Hanya karena sakit kepala hebat yang menderanya sejak pagi, hingga akhirnya sang kakek meninggal saat di larikan ke rumah sakit. Rumah sang kakek pun penuh dengan warga desa yang menjenguknya.

Darmajati adalah sosok sepuh yang amat disegani warga desa bahkan hingga tingkat kecamatan. Sumbangsihnya bagi keamanan di desa Pandak dan sekitarnya selalu di kenang, oleh hampir seluruh warga desa.

Beberapa kali sudah kelompok begal, komplotan perampok serta tawuran antar pelajar di sekitar desa Pandak dan Baturaden berhasil di amankan olehnya. Oleh karenanya namanya menjadi momok para preman dan penjahat di wilayah Baturaden, namun bagaikan pahlawan bagi warga di wilayah itu.

Awan kesedihan pun menggantung di atas rumah Darmajati.

Tiga hari tiga malam Bara termenung di tepi makam sang kakek, hanya sebotol air mineral dan beberapa potong roti sebagai bekalnya menyepi, di makam sang kakek yang juga adalah guru baginya itu.

Sesungguhnya ada suatu ‘rahasia’ yang belum di ungkap dan di beberkan oleh sang kakek pada cucu kesayangannya itu. Sebuah rahasia yang telah di tulisnya sejak lama dan dipersiapkan bagi Bara..!

Namun ‘kematian’ ternyata lebih cepat menjemputnya daripada niat hatinya. Karena dia ingin membeberkan rahasia itu tepat di saat usia Bara 20 tahun. Padahal hanya tinggal 6 bulan lagi, Bara sampai pada usianya yang ke 20 tahun itu. Sungguh disayangkan..!

***

Isak tangis dan air mata sang ibu bergulir, saat Bara memohon pamit untuk merantau ke Jakarta di usianya yang 20 tahun lebih saat itu.
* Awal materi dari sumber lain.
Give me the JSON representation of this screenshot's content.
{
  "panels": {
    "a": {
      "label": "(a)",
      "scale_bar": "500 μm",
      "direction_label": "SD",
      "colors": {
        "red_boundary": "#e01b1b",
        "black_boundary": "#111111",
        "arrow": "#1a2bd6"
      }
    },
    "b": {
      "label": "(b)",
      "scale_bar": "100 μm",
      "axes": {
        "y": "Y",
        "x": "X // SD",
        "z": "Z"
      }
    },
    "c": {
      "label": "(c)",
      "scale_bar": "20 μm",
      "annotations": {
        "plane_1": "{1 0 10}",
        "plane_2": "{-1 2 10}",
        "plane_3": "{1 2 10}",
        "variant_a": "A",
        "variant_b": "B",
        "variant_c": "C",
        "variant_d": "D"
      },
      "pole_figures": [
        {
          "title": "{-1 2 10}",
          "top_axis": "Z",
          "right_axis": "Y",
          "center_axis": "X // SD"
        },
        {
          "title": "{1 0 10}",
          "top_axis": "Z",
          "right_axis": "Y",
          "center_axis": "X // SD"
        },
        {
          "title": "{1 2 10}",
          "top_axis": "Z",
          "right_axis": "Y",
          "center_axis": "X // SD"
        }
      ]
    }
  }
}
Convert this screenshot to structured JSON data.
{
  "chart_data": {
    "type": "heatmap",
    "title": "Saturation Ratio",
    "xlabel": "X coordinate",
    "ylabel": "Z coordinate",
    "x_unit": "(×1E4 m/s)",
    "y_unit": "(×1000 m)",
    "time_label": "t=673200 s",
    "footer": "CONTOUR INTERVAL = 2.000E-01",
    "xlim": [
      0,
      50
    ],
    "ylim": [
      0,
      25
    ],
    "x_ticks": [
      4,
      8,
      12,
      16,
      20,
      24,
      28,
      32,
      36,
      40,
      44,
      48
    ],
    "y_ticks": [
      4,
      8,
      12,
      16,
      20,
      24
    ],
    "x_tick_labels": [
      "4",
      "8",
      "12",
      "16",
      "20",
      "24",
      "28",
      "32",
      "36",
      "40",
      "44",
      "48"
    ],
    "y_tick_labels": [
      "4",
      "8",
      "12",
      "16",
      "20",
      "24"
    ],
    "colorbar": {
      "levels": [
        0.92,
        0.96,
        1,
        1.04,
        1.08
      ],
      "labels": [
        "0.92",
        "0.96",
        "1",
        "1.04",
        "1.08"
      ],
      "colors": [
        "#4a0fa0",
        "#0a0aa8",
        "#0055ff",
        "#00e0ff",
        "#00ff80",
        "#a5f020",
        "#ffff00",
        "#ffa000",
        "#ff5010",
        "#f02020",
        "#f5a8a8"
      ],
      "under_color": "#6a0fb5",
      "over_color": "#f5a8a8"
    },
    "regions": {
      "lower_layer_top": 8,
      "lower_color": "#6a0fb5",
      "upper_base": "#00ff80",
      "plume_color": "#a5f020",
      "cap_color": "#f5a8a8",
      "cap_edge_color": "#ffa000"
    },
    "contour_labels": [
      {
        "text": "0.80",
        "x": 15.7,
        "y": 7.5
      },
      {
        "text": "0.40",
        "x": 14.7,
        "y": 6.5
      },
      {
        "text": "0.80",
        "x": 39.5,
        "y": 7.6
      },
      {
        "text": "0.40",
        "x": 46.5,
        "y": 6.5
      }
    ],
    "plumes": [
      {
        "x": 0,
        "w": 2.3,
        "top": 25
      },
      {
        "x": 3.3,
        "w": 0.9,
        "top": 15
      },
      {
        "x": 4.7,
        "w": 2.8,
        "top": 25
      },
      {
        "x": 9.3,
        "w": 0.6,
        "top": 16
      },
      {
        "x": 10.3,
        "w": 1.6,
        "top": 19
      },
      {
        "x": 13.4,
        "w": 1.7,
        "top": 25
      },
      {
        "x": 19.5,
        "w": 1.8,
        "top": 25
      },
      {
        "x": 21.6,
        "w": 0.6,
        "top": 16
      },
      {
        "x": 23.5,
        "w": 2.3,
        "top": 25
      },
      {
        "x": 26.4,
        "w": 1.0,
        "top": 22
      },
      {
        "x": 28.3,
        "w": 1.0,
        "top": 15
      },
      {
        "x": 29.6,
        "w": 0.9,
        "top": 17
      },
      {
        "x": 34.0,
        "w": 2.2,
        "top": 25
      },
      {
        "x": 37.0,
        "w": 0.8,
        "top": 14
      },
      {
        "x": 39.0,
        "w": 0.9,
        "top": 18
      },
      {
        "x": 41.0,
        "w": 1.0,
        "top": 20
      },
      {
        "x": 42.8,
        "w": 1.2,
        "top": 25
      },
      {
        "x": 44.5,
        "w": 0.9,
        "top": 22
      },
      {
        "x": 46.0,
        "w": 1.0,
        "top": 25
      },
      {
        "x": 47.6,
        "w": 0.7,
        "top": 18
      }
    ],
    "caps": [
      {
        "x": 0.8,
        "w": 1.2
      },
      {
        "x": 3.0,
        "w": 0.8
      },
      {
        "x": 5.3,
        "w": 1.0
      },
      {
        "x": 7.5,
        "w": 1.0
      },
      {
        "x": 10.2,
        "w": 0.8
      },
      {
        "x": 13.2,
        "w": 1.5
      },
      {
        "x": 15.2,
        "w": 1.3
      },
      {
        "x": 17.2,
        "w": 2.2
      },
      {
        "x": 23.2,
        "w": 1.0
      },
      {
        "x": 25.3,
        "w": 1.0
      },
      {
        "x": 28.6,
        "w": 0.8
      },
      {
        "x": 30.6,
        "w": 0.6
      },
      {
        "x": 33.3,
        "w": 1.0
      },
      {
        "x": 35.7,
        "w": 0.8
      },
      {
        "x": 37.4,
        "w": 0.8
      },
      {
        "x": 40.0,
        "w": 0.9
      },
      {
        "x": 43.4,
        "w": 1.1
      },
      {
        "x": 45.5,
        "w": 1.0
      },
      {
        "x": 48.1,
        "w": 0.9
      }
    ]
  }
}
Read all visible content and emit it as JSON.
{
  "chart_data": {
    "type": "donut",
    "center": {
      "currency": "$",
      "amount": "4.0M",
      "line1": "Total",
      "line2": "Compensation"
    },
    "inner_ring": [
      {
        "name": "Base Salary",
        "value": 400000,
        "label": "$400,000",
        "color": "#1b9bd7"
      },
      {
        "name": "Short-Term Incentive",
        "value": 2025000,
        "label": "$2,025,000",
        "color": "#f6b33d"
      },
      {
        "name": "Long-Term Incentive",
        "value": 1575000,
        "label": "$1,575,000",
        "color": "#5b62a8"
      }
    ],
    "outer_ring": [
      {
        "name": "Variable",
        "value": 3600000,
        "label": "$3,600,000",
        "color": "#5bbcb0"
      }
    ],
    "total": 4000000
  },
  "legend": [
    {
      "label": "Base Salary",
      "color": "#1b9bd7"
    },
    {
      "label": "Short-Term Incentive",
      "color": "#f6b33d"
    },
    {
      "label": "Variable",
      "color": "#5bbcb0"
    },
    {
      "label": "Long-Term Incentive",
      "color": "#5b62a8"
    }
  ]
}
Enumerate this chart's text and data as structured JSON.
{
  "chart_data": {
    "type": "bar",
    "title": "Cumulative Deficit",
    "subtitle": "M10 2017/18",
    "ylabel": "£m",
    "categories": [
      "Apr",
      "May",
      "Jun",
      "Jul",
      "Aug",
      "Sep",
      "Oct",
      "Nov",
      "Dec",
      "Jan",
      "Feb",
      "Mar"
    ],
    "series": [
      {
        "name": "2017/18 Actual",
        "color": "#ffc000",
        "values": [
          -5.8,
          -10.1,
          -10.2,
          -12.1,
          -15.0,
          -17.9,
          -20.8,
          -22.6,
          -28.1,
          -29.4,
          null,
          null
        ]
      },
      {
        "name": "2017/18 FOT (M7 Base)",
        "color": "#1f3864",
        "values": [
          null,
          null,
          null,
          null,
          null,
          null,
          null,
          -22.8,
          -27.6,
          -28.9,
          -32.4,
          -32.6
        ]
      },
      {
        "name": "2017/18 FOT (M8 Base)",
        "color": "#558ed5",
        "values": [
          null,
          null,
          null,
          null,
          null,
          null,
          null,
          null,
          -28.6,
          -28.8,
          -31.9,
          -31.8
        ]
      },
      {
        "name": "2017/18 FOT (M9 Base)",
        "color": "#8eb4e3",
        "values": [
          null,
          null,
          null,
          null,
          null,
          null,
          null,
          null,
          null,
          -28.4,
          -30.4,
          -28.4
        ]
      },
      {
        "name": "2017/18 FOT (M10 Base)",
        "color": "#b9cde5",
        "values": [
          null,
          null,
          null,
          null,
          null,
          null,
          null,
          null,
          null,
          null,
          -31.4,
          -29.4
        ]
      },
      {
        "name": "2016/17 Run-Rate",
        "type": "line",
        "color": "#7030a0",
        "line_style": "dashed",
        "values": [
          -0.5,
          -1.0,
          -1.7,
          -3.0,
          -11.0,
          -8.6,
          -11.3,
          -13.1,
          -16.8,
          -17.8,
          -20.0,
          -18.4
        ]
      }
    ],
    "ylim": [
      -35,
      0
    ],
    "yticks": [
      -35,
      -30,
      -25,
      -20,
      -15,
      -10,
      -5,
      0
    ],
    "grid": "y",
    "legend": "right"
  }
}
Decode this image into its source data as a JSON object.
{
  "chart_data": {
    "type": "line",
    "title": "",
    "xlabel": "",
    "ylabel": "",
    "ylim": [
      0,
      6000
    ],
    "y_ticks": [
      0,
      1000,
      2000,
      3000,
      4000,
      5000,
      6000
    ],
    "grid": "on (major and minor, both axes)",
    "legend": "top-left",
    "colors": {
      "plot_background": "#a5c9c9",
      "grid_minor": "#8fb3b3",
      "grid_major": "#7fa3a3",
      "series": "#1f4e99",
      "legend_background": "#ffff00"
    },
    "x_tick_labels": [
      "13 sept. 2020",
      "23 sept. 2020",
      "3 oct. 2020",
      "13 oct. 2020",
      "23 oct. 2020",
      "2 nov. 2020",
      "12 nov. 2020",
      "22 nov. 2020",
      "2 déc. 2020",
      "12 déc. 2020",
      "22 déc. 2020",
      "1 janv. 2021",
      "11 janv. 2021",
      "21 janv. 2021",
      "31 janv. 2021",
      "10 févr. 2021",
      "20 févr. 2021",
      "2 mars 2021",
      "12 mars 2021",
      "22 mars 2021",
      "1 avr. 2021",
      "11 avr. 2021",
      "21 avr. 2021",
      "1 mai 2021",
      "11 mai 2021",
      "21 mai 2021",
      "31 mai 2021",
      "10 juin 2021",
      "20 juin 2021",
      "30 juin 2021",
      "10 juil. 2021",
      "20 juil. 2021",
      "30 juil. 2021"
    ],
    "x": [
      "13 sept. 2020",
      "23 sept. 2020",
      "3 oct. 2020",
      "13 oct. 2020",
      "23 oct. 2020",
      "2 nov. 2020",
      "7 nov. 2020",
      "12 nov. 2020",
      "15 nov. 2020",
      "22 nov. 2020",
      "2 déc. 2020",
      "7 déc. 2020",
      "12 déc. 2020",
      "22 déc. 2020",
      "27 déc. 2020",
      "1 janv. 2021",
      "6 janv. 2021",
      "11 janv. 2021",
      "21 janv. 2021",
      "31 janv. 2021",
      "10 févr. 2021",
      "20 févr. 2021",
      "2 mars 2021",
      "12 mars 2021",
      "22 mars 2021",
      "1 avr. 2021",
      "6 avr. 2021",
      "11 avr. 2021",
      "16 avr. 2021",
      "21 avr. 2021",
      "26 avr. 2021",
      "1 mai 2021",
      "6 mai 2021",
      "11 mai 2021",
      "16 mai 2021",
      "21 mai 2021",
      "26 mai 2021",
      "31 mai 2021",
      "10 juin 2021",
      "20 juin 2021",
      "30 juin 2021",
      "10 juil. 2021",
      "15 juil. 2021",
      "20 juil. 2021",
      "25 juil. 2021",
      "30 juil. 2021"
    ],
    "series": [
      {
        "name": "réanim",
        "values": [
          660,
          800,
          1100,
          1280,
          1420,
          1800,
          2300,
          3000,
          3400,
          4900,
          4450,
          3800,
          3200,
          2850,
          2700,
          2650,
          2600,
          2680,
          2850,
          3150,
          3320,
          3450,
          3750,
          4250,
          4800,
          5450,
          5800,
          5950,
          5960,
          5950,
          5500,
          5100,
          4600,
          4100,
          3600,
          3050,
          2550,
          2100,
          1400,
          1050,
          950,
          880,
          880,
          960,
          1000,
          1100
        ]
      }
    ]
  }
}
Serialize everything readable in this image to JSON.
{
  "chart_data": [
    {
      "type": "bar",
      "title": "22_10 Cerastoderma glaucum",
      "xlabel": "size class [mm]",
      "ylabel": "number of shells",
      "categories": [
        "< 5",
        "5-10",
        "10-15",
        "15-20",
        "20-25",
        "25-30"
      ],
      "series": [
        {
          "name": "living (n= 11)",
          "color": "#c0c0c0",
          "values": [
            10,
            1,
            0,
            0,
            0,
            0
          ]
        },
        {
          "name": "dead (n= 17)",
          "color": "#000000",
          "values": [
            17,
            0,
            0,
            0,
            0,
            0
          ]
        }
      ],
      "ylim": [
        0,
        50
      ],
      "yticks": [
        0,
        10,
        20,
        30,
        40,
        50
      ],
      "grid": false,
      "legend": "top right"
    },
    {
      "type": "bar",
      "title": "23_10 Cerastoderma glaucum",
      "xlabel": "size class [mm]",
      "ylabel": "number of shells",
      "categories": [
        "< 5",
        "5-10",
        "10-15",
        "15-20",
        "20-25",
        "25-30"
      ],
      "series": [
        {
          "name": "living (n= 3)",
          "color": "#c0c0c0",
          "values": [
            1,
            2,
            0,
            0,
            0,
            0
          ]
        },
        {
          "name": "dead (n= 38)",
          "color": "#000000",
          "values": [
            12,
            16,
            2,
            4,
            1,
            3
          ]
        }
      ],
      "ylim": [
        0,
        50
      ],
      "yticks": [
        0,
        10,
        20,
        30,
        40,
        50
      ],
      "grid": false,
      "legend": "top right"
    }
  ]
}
Namun Marini sadar, tiada hak bagi dirinya menahan keinginan putranya yang ingin mengadu nasib ke Jakarta. Kota yang konon terkenal lebih kejam daripada neneknya ibu tiri. Hehe.

“Bara, jangan kau datangi Ayahmu..! Biarkan dia bahagia dengan Tantemu. Dan jangan jadikan uang sebagai ‘tuanmu’..! Jadikan ‘uang’ sebagai budakmu..! Dan jika kau bertemu kekasih, cepat bawa dia kesini dan perkenalkan pada ibu ya Nak.

Hati-hati dan selalu berjalanlah di atas kebaikkan anakku. Tskk, tskk..!” Sang ibu menciumi kening dan pipi Bara seraya mendekapnya. Dalam isak tangis penuh do’a bagi putra tersayang, yang akan merantau meninggalkannya.

“Iya Bu. Ibu juga selalu jaga kesehatan ya. Jika ada rejeki, Bara pasti tak akan lupa pada Ibu. Bara akan segera pulang menjemput Ibu, jika Bara sudah memiliki sesuatu yang bisa dibanggakan untuk Ibu. Bara pergi dulu ya Bu.”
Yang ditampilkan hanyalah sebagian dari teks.